Show HN: CocoIndex – Open-Source Real-time Data transformation framework
I’ve been working on CocoIndex, an open-source ultra-performant framework to transform data for AI. It is optimized for data freshness, with incremental processing out-of-box.
You can start a CocoIndex with `pip install cocoindex` and declare a data flow that can build data transformation like LEGO - vector embeddings - knowledge graphs, - or extract, transform data with LLMs
It is a data processing framework beyond SQL. When you run the data flow either with live mode or batch mode, it will process the data incrementally with minimal recomputation and make it super fast to update the target stores on source changes.
The core engine is written in Rust. I've been a big fan of Rust before I left my last job. It is my first choice on the open source project for the data framework because of 1) robustness 2) performance 3) ability to bind to different languages.
I’ve made a few tutorials and new projects since last launch, with different use cases: - https://www.youtube.com/@cocoindex-io - https://cocoindex.io/blogs/tags/examples
Previously, I’ve worked at Google on projects like search indexing and ETL infra for 8 years. After I left Google last year, I built various projects and went through pivoting hell.
In all the projects I’ve built, data still sits in the center of the problem and I find myself focusing on building data infra other than the business logic I need for data transformation. The current prepackaged RAG-as-service doesn't serve my needs, because I need to choose a different strategy for the context, and I also need deduplication, clustering (items are related), and other custom features that are commonly needed. That’s where CocoIndex starts.
A simple philosophy behind it - data transformation is similar to formulas in spreadsheets.

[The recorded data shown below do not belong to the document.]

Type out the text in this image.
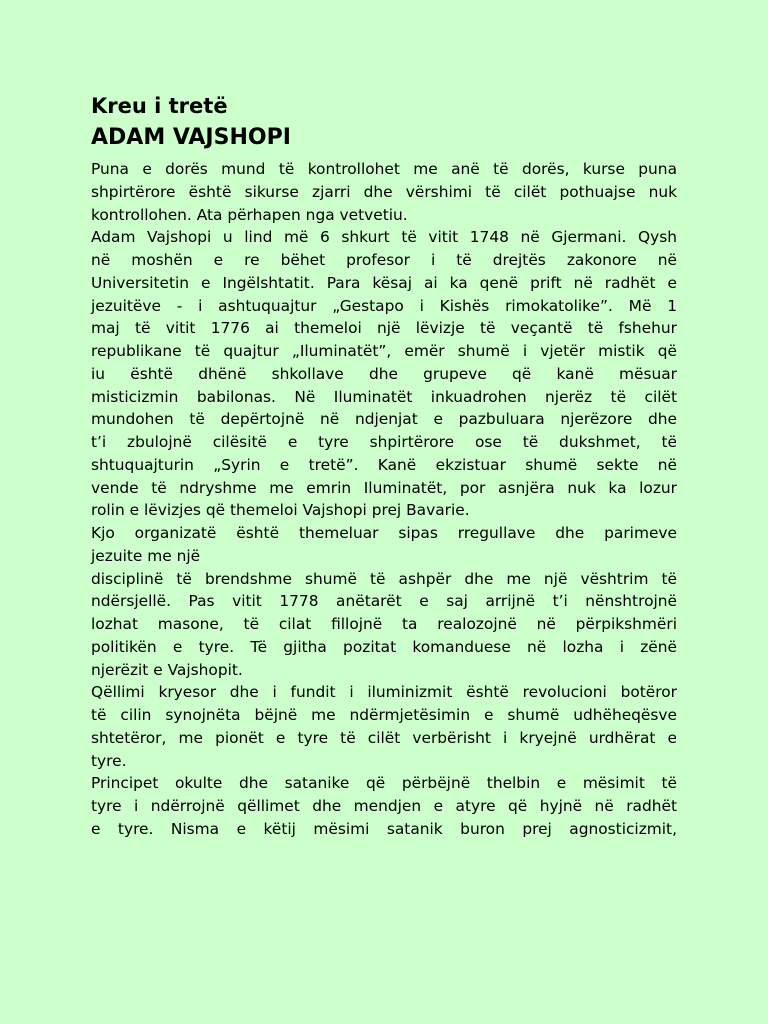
Kreu i tretë
ADAM VAJSHOPI
Puna e dorës mund të kontrollohet me anë të dorës, kurse puna
shpirtërore është sikurse zjarri dhe vërshimi të cilët pothuajse nuk
kontrollohen. Ata përhapen nga vetvetiu.
Adam Vajshopi u lind më 6 shkurt të vitit 1748 në Gjermani. Qysh
në moshën e re bëhet profesor i të drejtës zakonore në
Universitetin e Ingëlshtatit. Para kësaj ai ka qenë prift në radhët e
jezuitëve - i ashtuquajtur „Gestapo i Kishës rimokatolike”. Më 1
maj të vitit 1776 ai themeloi një lëvizje të veçantë të fshehur
republikane të quajtur „Iluminatët”, emër shumë i vjetër mistik që
iu është dhënë shkollave dhe grupeve që kanë mësuar
misticizmin babilonas. Në Iluminatët inkuadrohen njerëz të cilët
mundohen të depërtojnë në ndjenjat e pazbuluara njerëzore dhe
t’i zbulojnë cilësitë e tyre shpirtërore ose të dukshmet, të
shtuquajturin „Syrin e tretë”. Kanë ekzistuar shumë sekte në
vende të ndryshme me emrin Iluminatët, por asnjëra nuk ka lozur
rolin e lëvizjes që themeloi Vajshopi prej Bavarie.
Kjo organizatë është themeluar sipas rregullave dhe parimeve
jezuite me një
disciplinë të brendshme shumë të ashpër dhe me një vështrim të
ndërsjellë. Pas vitit 1778 anëtarët e saj arrijnë t’i nënshtrojnë
lozhat masone, të cilat fillojnë ta realozojnë në përpikshmëri
politikën e tyre. Të gjitha pozitat komanduese në lozha i zënë
njerëzit e Vajshopit.
Qëllimi kryesor dhe i fundit i iluminizmit është revolucioni botëror
të cilin synojnëta bëjnë me ndërmjetësimin e shumë udhëheqësve
shtetëror, me pionët e tyre të cilët verbërisht i kryejnë urdhërat e
tyre.
Principet okulte dhe satanike që përbëjnë thelbin e mësimit të
tyre i ndërrojnë qëllimet dhe mendjen e atyre që hyjnë në radhët
e tyre. Nisma e këtij mësimi satanik buron prej agnosticizmit,
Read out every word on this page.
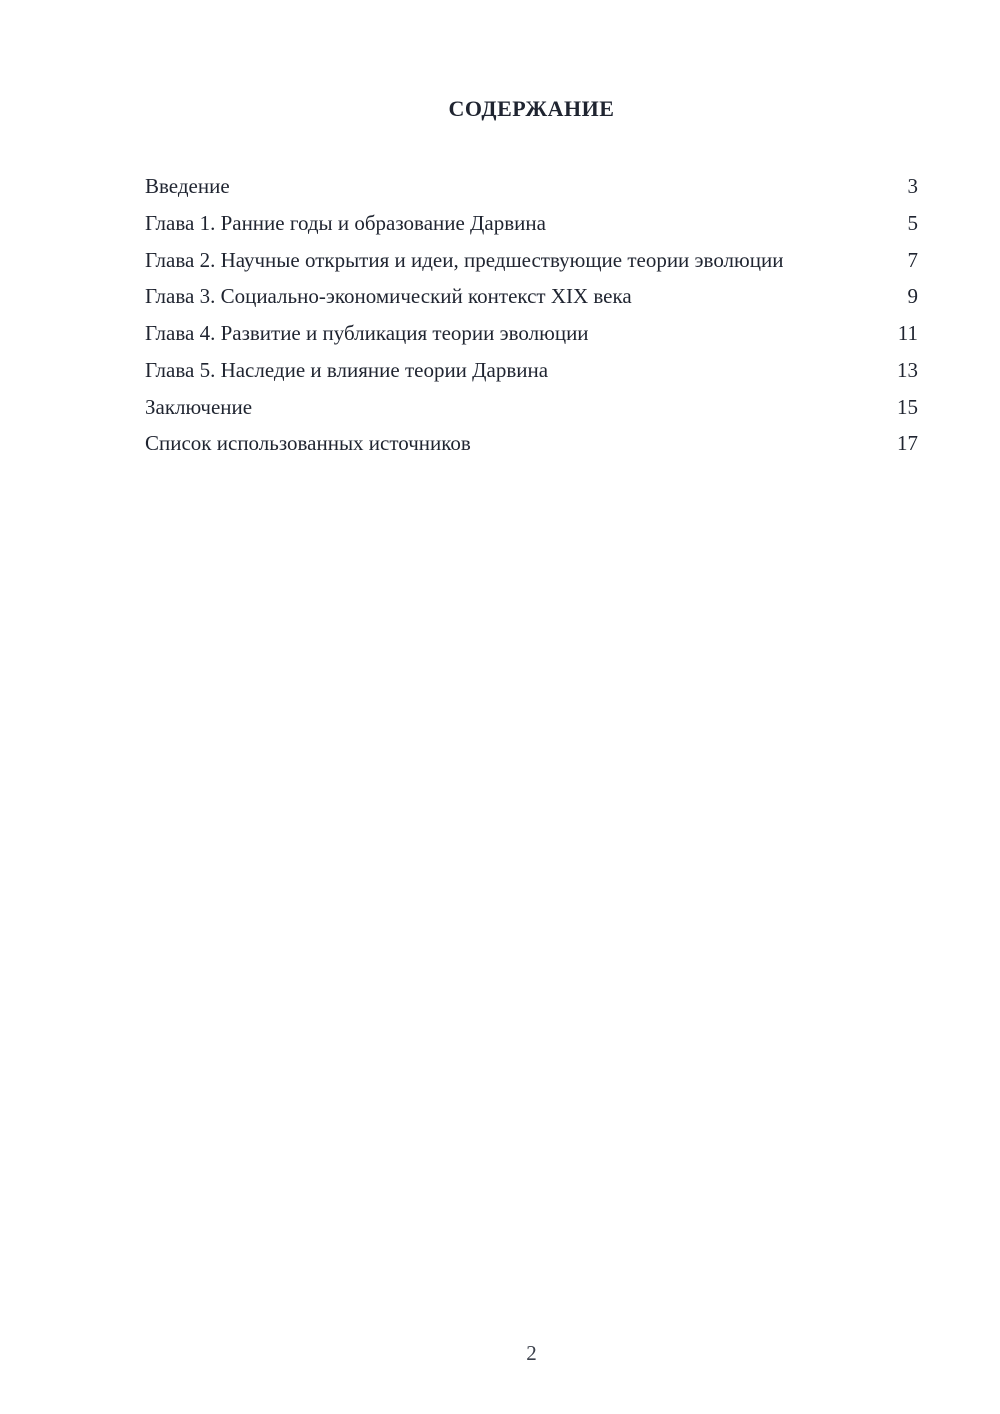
СОДЕРЖАНИЕ
Введение	3
Глава 1. Ранние годы и образование Дарвина	5
Глава 2. Научные открытия и идеи, предшествующие теории эволюции	7
Глава 3. Социально-экономический контекст XIX века	9
Глава 4. Развитие и публикация теории эволюции	11
Глава 5. Наследие и влияние теории Дарвина	13
Заключение	15
Список использованных источников	17
2
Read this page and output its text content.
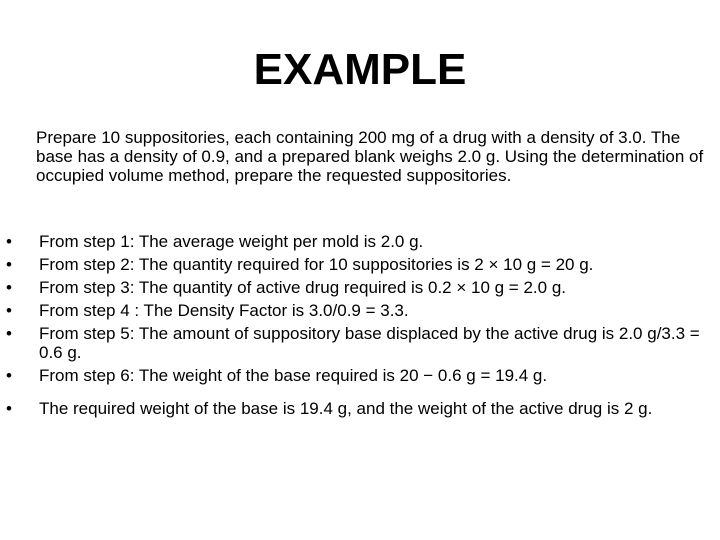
EXAMPLE
Prepare 10 suppositories, each containing 200 mg of a drug with a density of 3.0. The base has a density of 0.9, and a prepared blank weighs 2.0 g. Using the determination of occupied volume method, prepare the requested suppositories.
• From step 1: The average weight per mold is 2.0 g.
• From step 2: The quantity required for 10 suppositories is 2 × 10 g = 20 g.
• From step 3: The quantity of active drug required is 0.2 × 10 g = 2.0 g.
• From step 4 : The Density Factor is 3.0/0.9 = 3.3.
• From step 5: The amount of suppository base displaced by the active drug is 2.0 g/3.3 = 0.6 g.
• From step 6: The weight of the base required is 20 − 0.6 g = 19.4 g.
• The required weight of the base is 19.4 g, and the weight of the active drug is 2 g.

The ground of truth is at the source data, and all the steps to transform, and final target store are derived data, and should be reactive based on the source change. If you use CocoIndex, you only need to worry about defining transformations like formulas.
Data flow paradigm came in as an immediate choice. because there’s no side effect, lineage and observability just come out of the box.
Incremental processing - If you are a data expert, an analogy would be a materialized view beyond SQL. The framework tracks pipeline states in database (Postgres) and only re-processes necessary portions. When data has changed, the framework handles the change data capture comprehensively and combines the mechanism for push and pull. Then clear stale derived data/versions and re-index data based on tracking data/logic changes or data TTL settings. There’s lots of edge cases to do it right, for example, when a row is referenced in other places, and the row changes. These should be handled at the level of the framework.
At the compute engine level - the framework should consider the multiple processes and concurrent updates. It should consider how to resume existing states from terminated execution. In the end, we want to build a framework that is easy to build with exceptional velocity, but scalable and robust in production.
Standardized the interface throughout the data flow - really easy to plugin custom logic like LEGO; with a variety of native built-in components. One example is that it takes a few lines to switch among Qdrant, Postgres, Neo4j.
CocoIndex is licensed under Apache 2.0 https://github.com/cocoindex-io/cocoindex Getting started: https://cocoindex.io/docs/getting_started/quickstart
I have rolled out over 25 releases since last HN launch and it has significantly improved in all aspects, especially supporting property graphs (Neo4j, Kuzu), supporting queue based CDC (AWS S3, SQS) and lots of infra updates including CLI, resilience and error handlings.
Excited to learn your thoughts, and thank you so much!